Failure to Implement Care Plan for Significant Weight Loss
Penalty
Summary
The deficiency involves the facility’s failure to implement a comprehensive, resident-centered care plan intervention to prevent nutritional and hydration alterations for one resident. The resident had multiple medical diagnoses, including Parkinson’s disease, CHF, COPD, GERD, and a BMI of 35.9 (class II obesity), and was identified in a care plan dated March 9, 2026, as being at nutritional risk related to these conditions. The care plan interventions included monitoring, recording, and reporting to the physician signs and symptoms of malnutrition, specifically including significant weight loss of 3 lbs in a week, greater than 5% in one month, greater than 7.5% in three months, and greater than 10% in six months. Review of the resident’s 30‑day weights showed an admission weight of 171.4 lbs on March 5, 2026, 172 lbs on March 9, 2026, and 165 lbs on March 16, 2026, indicating a 7‑lb loss in 7 days. Despite this, there was no documentation in the progress notes that the physician was notified of the weight loss, as required by the care plan intervention.
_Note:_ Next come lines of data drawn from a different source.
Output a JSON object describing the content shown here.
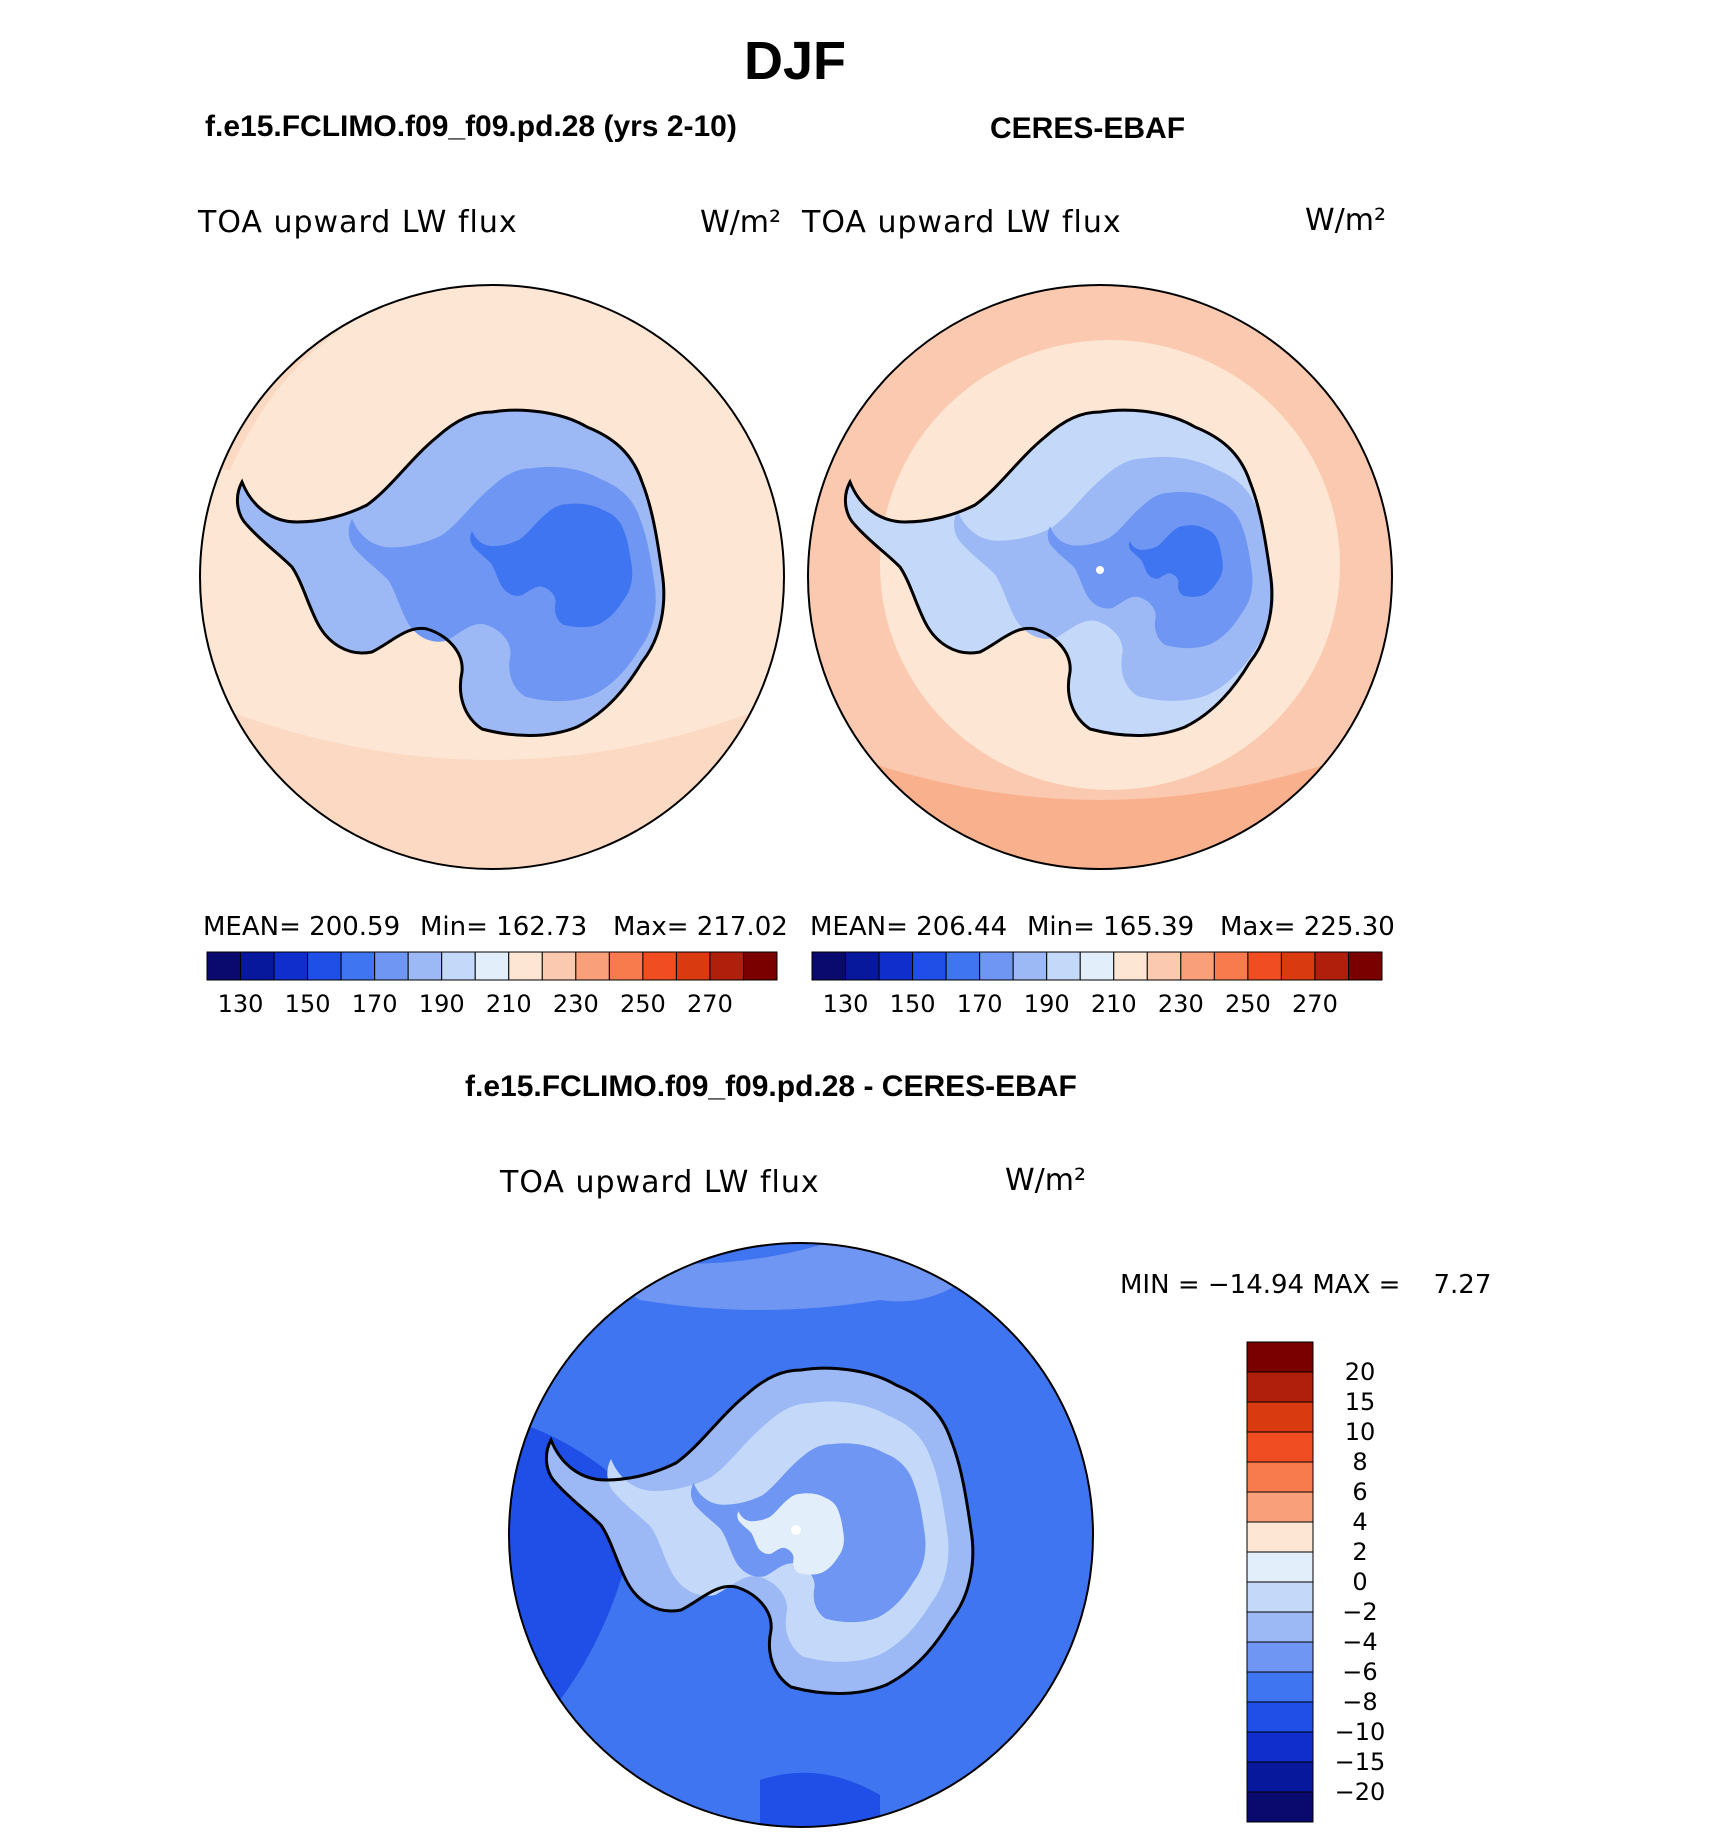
{
  "main_title": "DJF",
  "panels": [
    {
      "case_title": "f.e15.FCLIMO.f09_f09.pd.28 (yrs 2-10)",
      "variable": "TOA upward LW flux",
      "units": "W/m²",
      "stats": {
        "mean": "MEAN= 200.59",
        "min": "Min= 162.73",
        "max": "Max= 217.02"
      }
    },
    {
      "case_title": "CERES-EBAF",
      "variable": "TOA upward LW flux",
      "units": "W/m²",
      "stats": {
        "mean": "MEAN= 206.44",
        "min": "Min= 165.39",
        "max": "Max= 225.30"
      }
    }
  ],
  "top_colorbar": {
    "colors": [
      "#0a0a6e",
      "#08189c",
      "#0f2ecc",
      "#1f4fe6",
      "#3f75f0",
      "#6f96f2",
      "#9cb9f5",
      "#c4d9fa",
      "#e3eefb",
      "#fde6d3",
      "#fbc9af",
      "#f9a07a",
      "#f77b4d",
      "#f04e22",
      "#d93a10",
      "#b01f0c",
      "#7a0000"
    ],
    "tick_labels": [
      "130",
      "150",
      "170",
      "190",
      "210",
      "230",
      "250",
      "270"
    ]
  },
  "diff_panel": {
    "title": "f.e15.FCLIMO.f09_f09.pd.28 - CERES-EBAF",
    "variable": "TOA upward LW flux",
    "units": "W/m²",
    "minmax": "MIN = −14.94 MAX =    7.27"
  },
  "diff_colorbar": {
    "colors": [
      "#7a0000",
      "#b01f0c",
      "#d93a10",
      "#f04e22",
      "#f77b4d",
      "#f9a07a",
      "#fde6d3",
      "#e3eefb",
      "#c4d9fa",
      "#9cb9f5",
      "#6f96f2",
      "#3f75f0",
      "#1f4fe6",
      "#0f2ecc",
      "#08189c",
      "#0a0a6e"
    ],
    "tick_labels": [
      "20",
      "15",
      "10",
      "8",
      "6",
      "4",
      "2",
      "0",
      "−2",
      "−4",
      "−6",
      "−8",
      "−10",
      "−15",
      "−20"
    ]
  },
  "map_colors": {
    "ocean_model": "#fde6d3",
    "ocean_obs": "#fbc9af",
    "ocean_diff": "#3f75f0",
    "land_low": "#9cb9f5",
    "land_mid": "#6f96f2",
    "land_high": "#3f75f0",
    "coast": "#000000"
  }
}
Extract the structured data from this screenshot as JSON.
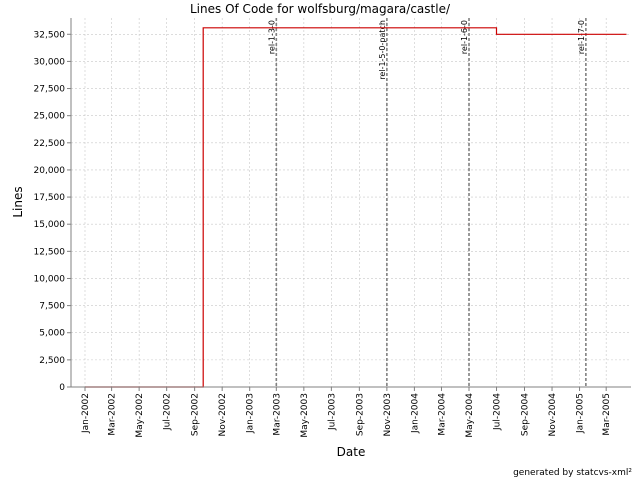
{
  "footer": "generated by statcvs-xml²",
  "colors": {
    "series": "#cc0000",
    "grid": "#c8c8c8",
    "marker": "#808080",
    "axis": "#808080"
  },
  "chart_data": {
    "type": "line",
    "title": "Lines Of Code for wolfsburg/magara/castle/",
    "xlabel": "Date",
    "ylabel": "Lines",
    "xlim": [
      "2001-12-01",
      "2005-04-25"
    ],
    "ylim": [
      0,
      34000
    ],
    "grid": true,
    "x_ticks": [
      "2002-01-01",
      "2002-03-01",
      "2002-05-01",
      "2002-07-01",
      "2002-09-01",
      "2002-11-01",
      "2003-01-01",
      "2003-03-01",
      "2003-05-01",
      "2003-07-01",
      "2003-09-01",
      "2003-11-01",
      "2004-01-01",
      "2004-03-01",
      "2004-05-01",
      "2004-07-01",
      "2004-09-01",
      "2004-11-01",
      "2005-01-01",
      "2005-03-01"
    ],
    "x_tick_labels": [
      "Jan-2002",
      "Mar-2002",
      "May-2002",
      "Jul-2002",
      "Sep-2002",
      "Nov-2002",
      "Jan-2003",
      "Mar-2003",
      "May-2003",
      "Jul-2003",
      "Sep-2003",
      "Nov-2003",
      "Jan-2004",
      "Mar-2004",
      "May-2004",
      "Jul-2004",
      "Sep-2004",
      "Nov-2004",
      "Jan-2005",
      "Mar-2005"
    ],
    "y_ticks": [
      0,
      2500,
      5000,
      7500,
      10000,
      12500,
      15000,
      17500,
      20000,
      22500,
      25000,
      27500,
      30000,
      32500
    ],
    "y_tick_labels": [
      "0",
      "2,500",
      "5,000",
      "7,500",
      "10,000",
      "12,500",
      "15,000",
      "17,500",
      "20,000",
      "22,500",
      "25,000",
      "27,500",
      "30,000",
      "32,500"
    ],
    "series": [
      {
        "step": true,
        "points": [
          {
            "x": "2002-01-01",
            "y": 0
          },
          {
            "x": "2002-09-20",
            "y": 0
          },
          {
            "x": "2002-09-20",
            "y": 33100
          },
          {
            "x": "2004-07-01",
            "y": 33100
          },
          {
            "x": "2004-07-01",
            "y": 32500
          },
          {
            "x": "2005-04-15",
            "y": 32500
          }
        ]
      }
    ],
    "markers": [
      {
        "x": "2003-03-01",
        "label": "rel-1-3-0"
      },
      {
        "x": "2003-11-01",
        "label": "rel-1-5-0-patch"
      },
      {
        "x": "2004-05-01",
        "label": "rel-1-6-0"
      },
      {
        "x": "2005-01-15",
        "label": "rel-1-7-0"
      }
    ]
  }
}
During an interview, the dietician stated that dietary staff only assess residents who trigger for a 5% or greater weight loss or if requested by nursing, and that the 7‑lb loss represented a 4.07% decrease, which did not meet the 5% threshold used by dietary. The dietician confirmed creating the interventions but was not aware of the specific intervention requiring physician notification for a 3‑lb weekly weight loss, acknowledged the intervention was generic and not resident‑centered, and confirmed the physician was not notified of the weight loss.